Hate crime hypocrisy

This brings me to the present situation concerning badgers in Gloucestershire. Speaking in the county, Brian May likened the badger cull to the holocaust, yet as far as I know he has not been arrested for inciting racial hatred. Meanwhile, Autumnwatch presenter Chris Packham described the cull as “shameful slaughter” carried out by “brutalist thugs, liars and frauds”. So why has this not been classified as a hate crime, and he not been sacked by the BBC for expressing his personal views?

At Frampton, a stream of local farmers and residents were complaining to us about May and Packham, and about badgers, too — and not just because they carry TB, but because they feel there are simply too many of them in Gloucestershire, resulting in a huge amount of predation on a wide range of the county’s wildlife — from hedgehogs to ground-nesting birds and bumblebees.

Guess which conservation body has reserves in Gloucestershire with badgers on them? Of course, it’s the RSPB. And where does that organisation stand? It is, inevitably, against the cull, and it intends to vaccinate badgers at its eserve at Highnam Woods. Many farmers believe that vaccination actually helps to spread TB, while the cost works out at more than £600 per badger. And it has to be done every year.

In denial of the facts

Many RSPB wardens I have spoken to agree that there are too many badgers. I met one a couple of years ago who had been working on Salisbury Plain, and he was upset at the number of stone curlew nests that had been trashed by badgers. Evidently, views like his have not filtered through to the higher reaches of the RSPB’s headquarters at Sandy, in Bedfordshire.

Yet, talking about the cull, the RSPB’s conservation director, Martin Harper, said: “Up to 30 per cent of England’s badger population could be removed. This reduction would be unprecedented and would severely affect the conservation status of one of the UK’s most-loved mammals.”

Unprecedented? What is he on about? As the former conservation director for the plant conservation charity Plantlife, perhaps Mr Harper should stick to plants. I would recommend conducting some research into spraying ragwort, which is out of control this year like never before. Mr Harper should know that 30 years ago the estimated UK badger population was 50,000; it is now almost certainly more than 1million. A decline of 30 per cent would still leave an extremely high population.

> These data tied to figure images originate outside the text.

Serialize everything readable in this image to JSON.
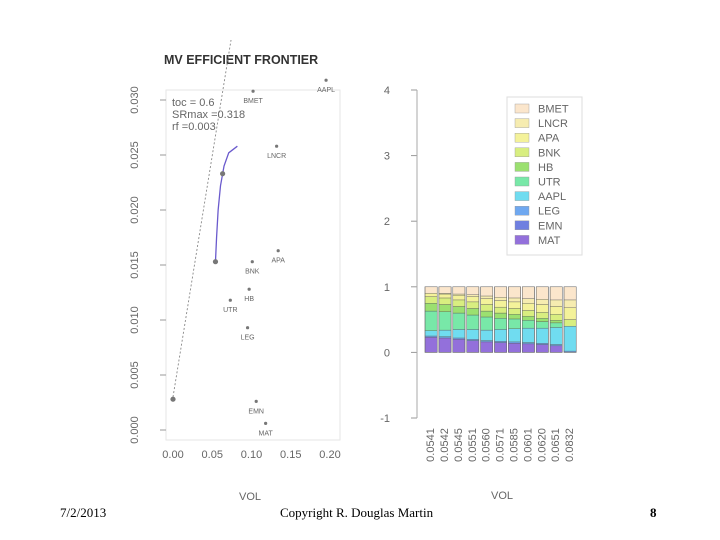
{
  "footer": {
    "date": "7/2/2013",
    "copyright": "Copyright R. Douglas Martin",
    "page": "8"
  },
  "chart_data": [
    {
      "type": "scatter",
      "title": "MV EFFICIENT FRONTIER",
      "xlabel": "VOL",
      "ylabel": "",
      "xlim": [
        0.0,
        0.2
      ],
      "ylim": [
        0.0,
        0.03
      ],
      "x_ticks": [
        "0.00",
        "0.05",
        "0.10",
        "0.15",
        "0.20"
      ],
      "y_ticks": [
        "0.000",
        "0.005",
        "0.010",
        "0.015",
        "0.020",
        "0.025",
        "0.030"
      ],
      "annotations": [
        "toc = 0.6",
        "SRmax =0.318",
        "rf =0.003"
      ],
      "assets": [
        {
          "name": "AAPL",
          "x": 0.195,
          "y": 0.0318
        },
        {
          "name": "BMET",
          "x": 0.102,
          "y": 0.0308
        },
        {
          "name": "LNCR",
          "x": 0.132,
          "y": 0.0258
        },
        {
          "name": "APA",
          "x": 0.134,
          "y": 0.0163
        },
        {
          "name": "BNK",
          "x": 0.101,
          "y": 0.0153
        },
        {
          "name": "HB",
          "x": 0.097,
          "y": 0.0128
        },
        {
          "name": "UTR",
          "x": 0.073,
          "y": 0.0118
        },
        {
          "name": "LEG",
          "x": 0.095,
          "y": 0.0093
        },
        {
          "name": "EMN",
          "x": 0.106,
          "y": 0.0026
        },
        {
          "name": "MAT",
          "x": 0.118,
          "y": 0.0006
        }
      ],
      "frontier": [
        {
          "x": 0.0541,
          "y": 0.0153
        },
        {
          "x": 0.0555,
          "y": 0.0175
        },
        {
          "x": 0.0575,
          "y": 0.02
        },
        {
          "x": 0.0605,
          "y": 0.0222
        },
        {
          "x": 0.065,
          "y": 0.024
        },
        {
          "x": 0.071,
          "y": 0.0252
        },
        {
          "x": 0.082,
          "y": 0.0258
        }
      ],
      "special_points": [
        {
          "x": 0.0,
          "y": 0.0028
        },
        {
          "x": 0.0541,
          "y": 0.0153
        },
        {
          "x": 0.0632,
          "y": 0.0233
        }
      ],
      "tangent_line": [
        {
          "x": 0.0,
          "y": 0.003
        },
        {
          "x": 0.082,
          "y": 0.039
        }
      ],
      "colors": {
        "points": "#777777",
        "frontier": "#6a5acd",
        "tangent": "#888888"
      }
    },
    {
      "type": "bar",
      "subtype": "stacked",
      "xlabel": "VOL",
      "ylim": [
        -1,
        4
      ],
      "y_ticks": [
        "-1",
        "0",
        "1",
        "2",
        "3",
        "4"
      ],
      "categories": [
        "0.0541",
        "0.0542",
        "0.0545",
        "0.0551",
        "0.0560",
        "0.0571",
        "0.0585",
        "0.0601",
        "0.0620",
        "0.0651",
        "0.0832"
      ],
      "series": [
        {
          "name": "MAT",
          "color": "#9370db",
          "values": [
            0.23,
            0.22,
            0.2,
            0.18,
            0.16,
            0.15,
            0.14,
            0.13,
            0.12,
            0.1,
            0.0
          ]
        },
        {
          "name": "EMN",
          "color": "#6f7fe0",
          "values": [
            0.0,
            0.0,
            0.0,
            0.0,
            0.0,
            0.0,
            0.0,
            0.0,
            0.0,
            0.0,
            0.0
          ]
        },
        {
          "name": "LEG",
          "color": "#6fa8f0",
          "values": [
            0.02,
            0.02,
            0.02,
            0.02,
            0.02,
            0.02,
            0.02,
            0.02,
            0.02,
            0.02,
            0.02
          ]
        },
        {
          "name": "AAPL",
          "color": "#70dcf0",
          "values": [
            0.08,
            0.1,
            0.13,
            0.15,
            0.16,
            0.18,
            0.2,
            0.22,
            0.23,
            0.26,
            0.38
          ]
        },
        {
          "name": "UTR",
          "color": "#78e8a8",
          "values": [
            0.3,
            0.28,
            0.25,
            0.22,
            0.2,
            0.17,
            0.15,
            0.12,
            0.1,
            0.07,
            0.0
          ]
        },
        {
          "name": "HB",
          "color": "#9be070",
          "values": [
            0.12,
            0.11,
            0.1,
            0.1,
            0.09,
            0.08,
            0.07,
            0.06,
            0.05,
            0.04,
            0.0
          ]
        },
        {
          "name": "BNK",
          "color": "#d8ee80",
          "values": [
            0.1,
            0.1,
            0.1,
            0.1,
            0.1,
            0.09,
            0.09,
            0.09,
            0.09,
            0.09,
            0.1
          ]
        },
        {
          "name": "APA",
          "color": "#f4f29a",
          "values": [
            0.05,
            0.06,
            0.07,
            0.08,
            0.09,
            0.1,
            0.1,
            0.11,
            0.12,
            0.12,
            0.18
          ]
        },
        {
          "name": "LNCR",
          "color": "#f6ecb0",
          "values": [
            0.0,
            0.01,
            0.02,
            0.03,
            0.04,
            0.05,
            0.06,
            0.07,
            0.08,
            0.1,
            0.12
          ]
        },
        {
          "name": "BMET",
          "color": "#fbe6cc",
          "values": [
            0.1,
            0.1,
            0.11,
            0.12,
            0.14,
            0.16,
            0.17,
            0.18,
            0.19,
            0.2,
            0.2
          ]
        }
      ],
      "legend_order": [
        "BMET",
        "LNCR",
        "APA",
        "BNK",
        "HB",
        "UTR",
        "AAPL",
        "LEG",
        "EMN",
        "MAT"
      ],
      "legend_position": "top-right"
    }
  ]
}
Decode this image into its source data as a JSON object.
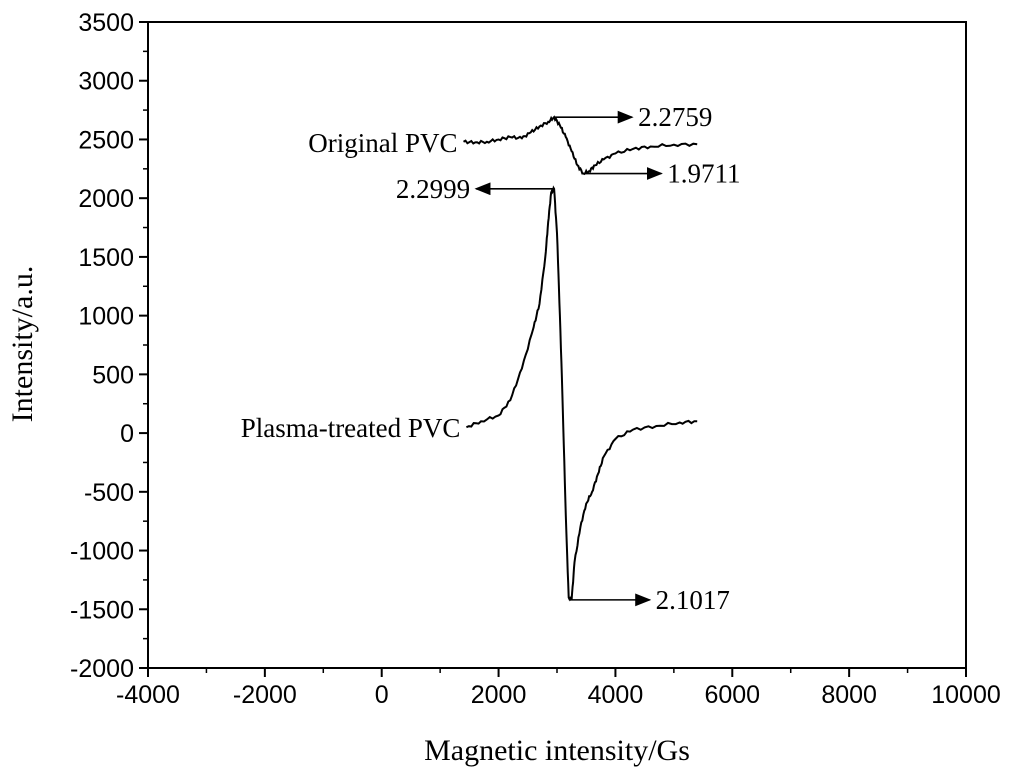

Perhaps he should read Silent Fields by former RSPB employee Roger Lovegrove. Apart from its pandering to the politically correct — Lovegrove calls wildlife control “persecution” and seems rather fond of the word “slaughter” — this book is fascinating, and destroys many myths about kites, sparrowhawks and otters. It also makes it clear that badgers — and many other animals and birds, including a range of raptors — were controlled with good reason for hundreds of years, long before gameshooting began. The most important reason was to boost food supplies — a matter that isn’t understood
by many conservationists today, who appear to see no connection between wildlife control and food production.

We are living in a time when large numbers of wildlife are not controlled in any way, and so their populations are growing and the numbers of vulnerable species are declining. Meanwhile, conservationists pore over computer models that show the evils perpetrated on wildlife by gamekeepers. They are missing the point.

Evidently, Martin Harper’s passion for wildlife was stimulated by his mother, a biology teacher, and led him to study biological sciences at Oxford. In his 20s he did practical conservation work in places such as Comoros and Mongolia. In my opinion, he would have done as well to have worked on Salisbury Plain, or even on a dairy farm in Gloucestershire.